Undinischer Winkel

1997

John Cage / Claude Debussy
Hebbel-Theater Berlin
Idee: Regina Baumgart und Claudia Doderer
Choreographie: Regina Baumgart
Bühne und Kostüme: Claudia Doderer
Licht: Andreas Fuchs
Musikalische Leitung: Daniel Seel
Uraufführung: 21. Januar 1997

Undinischer Winkel
Zwei Tanzstücke
John Cage Four Walls
Claude Debussy Children’s Corner

Der Undinische Winkel ist bei Marina Zwetajewa (Mutter und die Musik, Franfurt/M. 1987) Metapher für jenen verborgenen Ort auf dem Grund ihres Herzens, aus dem die Erinnerungen, die vergangenen Gefühle und Bilder der Kindheit aufsteigen.
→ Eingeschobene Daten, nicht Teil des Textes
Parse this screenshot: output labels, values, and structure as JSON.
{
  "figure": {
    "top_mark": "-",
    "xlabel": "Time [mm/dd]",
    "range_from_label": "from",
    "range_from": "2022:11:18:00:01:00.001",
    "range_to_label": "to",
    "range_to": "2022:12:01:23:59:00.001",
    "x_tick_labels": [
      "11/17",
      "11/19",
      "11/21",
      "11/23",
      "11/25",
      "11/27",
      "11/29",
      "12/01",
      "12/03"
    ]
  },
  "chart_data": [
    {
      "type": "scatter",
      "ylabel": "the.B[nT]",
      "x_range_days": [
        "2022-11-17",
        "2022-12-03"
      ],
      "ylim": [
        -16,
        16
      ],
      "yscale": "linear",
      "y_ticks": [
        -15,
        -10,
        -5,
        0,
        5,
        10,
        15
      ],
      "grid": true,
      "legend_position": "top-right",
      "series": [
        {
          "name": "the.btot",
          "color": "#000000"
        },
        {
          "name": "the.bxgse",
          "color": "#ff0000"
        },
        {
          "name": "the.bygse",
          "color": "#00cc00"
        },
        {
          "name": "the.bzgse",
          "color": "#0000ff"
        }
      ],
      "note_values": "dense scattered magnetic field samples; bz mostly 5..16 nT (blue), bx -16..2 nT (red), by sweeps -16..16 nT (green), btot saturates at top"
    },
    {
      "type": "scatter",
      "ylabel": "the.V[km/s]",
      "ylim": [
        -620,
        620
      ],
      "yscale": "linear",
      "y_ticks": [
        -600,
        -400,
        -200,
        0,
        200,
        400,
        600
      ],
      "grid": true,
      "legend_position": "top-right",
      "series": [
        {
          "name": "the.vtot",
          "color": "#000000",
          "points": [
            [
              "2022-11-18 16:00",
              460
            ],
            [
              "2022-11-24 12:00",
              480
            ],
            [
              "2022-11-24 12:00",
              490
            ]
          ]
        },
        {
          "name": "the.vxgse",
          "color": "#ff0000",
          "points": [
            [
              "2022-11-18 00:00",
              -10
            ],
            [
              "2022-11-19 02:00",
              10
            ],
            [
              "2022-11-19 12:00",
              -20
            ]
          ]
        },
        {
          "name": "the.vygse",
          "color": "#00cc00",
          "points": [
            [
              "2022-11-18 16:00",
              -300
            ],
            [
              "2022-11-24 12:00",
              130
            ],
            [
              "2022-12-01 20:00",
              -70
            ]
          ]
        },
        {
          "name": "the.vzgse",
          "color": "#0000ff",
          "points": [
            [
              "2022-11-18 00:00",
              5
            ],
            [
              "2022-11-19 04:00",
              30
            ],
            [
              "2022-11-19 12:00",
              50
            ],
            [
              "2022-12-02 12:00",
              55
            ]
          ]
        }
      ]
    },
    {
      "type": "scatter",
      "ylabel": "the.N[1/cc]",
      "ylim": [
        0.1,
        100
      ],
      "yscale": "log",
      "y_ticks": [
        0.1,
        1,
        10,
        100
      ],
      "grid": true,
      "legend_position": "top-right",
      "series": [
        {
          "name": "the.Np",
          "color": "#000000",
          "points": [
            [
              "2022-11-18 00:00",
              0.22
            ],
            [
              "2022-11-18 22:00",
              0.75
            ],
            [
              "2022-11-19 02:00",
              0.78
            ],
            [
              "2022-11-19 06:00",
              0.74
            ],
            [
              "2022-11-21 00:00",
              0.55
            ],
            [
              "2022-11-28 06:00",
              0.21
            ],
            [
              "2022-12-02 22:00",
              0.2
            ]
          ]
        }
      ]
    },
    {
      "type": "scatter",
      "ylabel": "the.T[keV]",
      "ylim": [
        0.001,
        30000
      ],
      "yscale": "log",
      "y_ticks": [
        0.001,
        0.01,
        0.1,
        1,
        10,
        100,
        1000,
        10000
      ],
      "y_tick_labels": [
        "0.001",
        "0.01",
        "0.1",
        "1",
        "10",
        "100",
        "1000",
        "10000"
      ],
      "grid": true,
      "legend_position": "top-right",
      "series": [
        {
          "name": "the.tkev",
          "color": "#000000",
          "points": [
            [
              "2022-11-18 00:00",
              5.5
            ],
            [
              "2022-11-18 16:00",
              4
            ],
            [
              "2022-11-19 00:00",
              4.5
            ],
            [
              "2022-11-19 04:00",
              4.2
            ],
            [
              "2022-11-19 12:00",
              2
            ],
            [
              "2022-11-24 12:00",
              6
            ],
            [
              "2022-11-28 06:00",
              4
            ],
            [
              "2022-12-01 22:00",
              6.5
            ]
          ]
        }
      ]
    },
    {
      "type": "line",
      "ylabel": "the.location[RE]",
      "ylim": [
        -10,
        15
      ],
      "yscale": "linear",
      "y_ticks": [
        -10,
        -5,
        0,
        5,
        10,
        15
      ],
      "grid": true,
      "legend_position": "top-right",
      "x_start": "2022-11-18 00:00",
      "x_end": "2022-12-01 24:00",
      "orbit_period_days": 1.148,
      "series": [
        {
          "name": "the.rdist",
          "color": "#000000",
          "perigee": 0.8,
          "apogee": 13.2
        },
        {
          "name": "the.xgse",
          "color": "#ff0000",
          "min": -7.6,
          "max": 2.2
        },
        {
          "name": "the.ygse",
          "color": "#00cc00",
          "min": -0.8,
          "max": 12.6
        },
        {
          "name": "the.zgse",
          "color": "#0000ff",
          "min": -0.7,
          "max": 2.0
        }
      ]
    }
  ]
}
Bei uns erhält er, wie im weiteren zu sehen ist, noch zusätzlich die Bedeutung des abstrakten, geometrischen Raumverhältnisses sowie der konkreten, räumlichen “Ecke”.

Aus dem lang gehegten Wunsch, dem Thema Kindheit in der Kunst nachzuspüren, entstand die Idee für diesen Abend.

Uns hat die Frage beschäftigt, wie sich der zwangsläufig autobiographische Aspekt dieser Thematik auf unsere jeweilige, weitgehend abstrakte künstlerische Arbeit auswirken würde und umgekehrt, d.h. welche der Kindheit entlehnten Inspirationsquellen finden sich in von uns gefundender Abstraktion. Obwohl wir kein ausgesprochenes Stück für Kinder gemacht haben, ist dieser Abend der Kindheit gewidmet, und ein für uns äußerst wünschenswertes Experiment wäre, diese Stücke auch Kindern zu zeigen.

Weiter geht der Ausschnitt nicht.